Der Name Walpurgisnacht leitet sich von der hl. Walburga (auch Walpurga oder Walpurgis) ab, einer Äbtissin aus England (~ 710–779). Der Gedenktag dieser Heiligen wurde im Mittelalter am 1. Mai gefeiert (im deutschen Regionalkalender nun am 25. Februar, ihrem Todestag). Die neun Tage davor wurden als Walpurgistage bezeichnet, das Läuten von Glocken zur Abwehr der angeblichen Hexenumtriebe wird örtlich auch als Walpern beschrieben

Der Tanz in den Mai ist die moderne Form des alten Brauches, den Beginn des Mais (1. Mai) in der Walpurgisnacht (30. April) mit Tanz und Gesang zu begrüßen und dabei Maibowle zu trinken.

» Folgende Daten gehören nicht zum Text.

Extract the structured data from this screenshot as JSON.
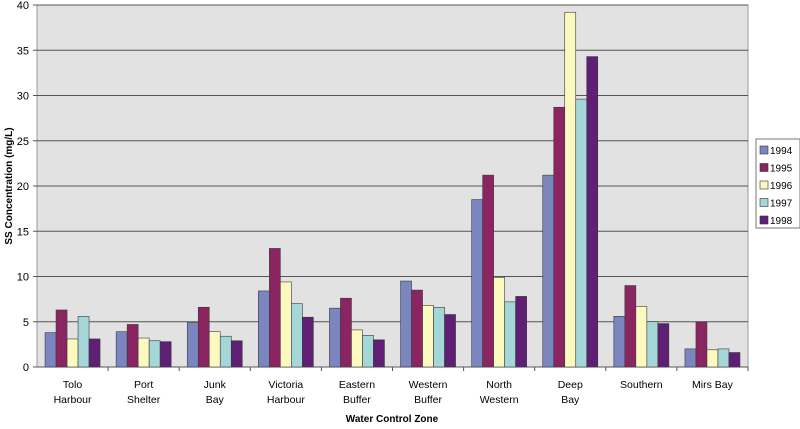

In der Pfalz, der Eifel, dem Hunsrück und im Saarland gehen am Abend des 30. April Kinder in Gruppen durch die Orte, um zu „walpern“ oder auch zu „hexen“, also Schabernack zu treiben. Speziell beliebt ist dabei das Fortbewegen von Fußmatten, Mülleimern, Gartengeräten usw., also von allem um ein Haus herum, was nicht befestigt ist.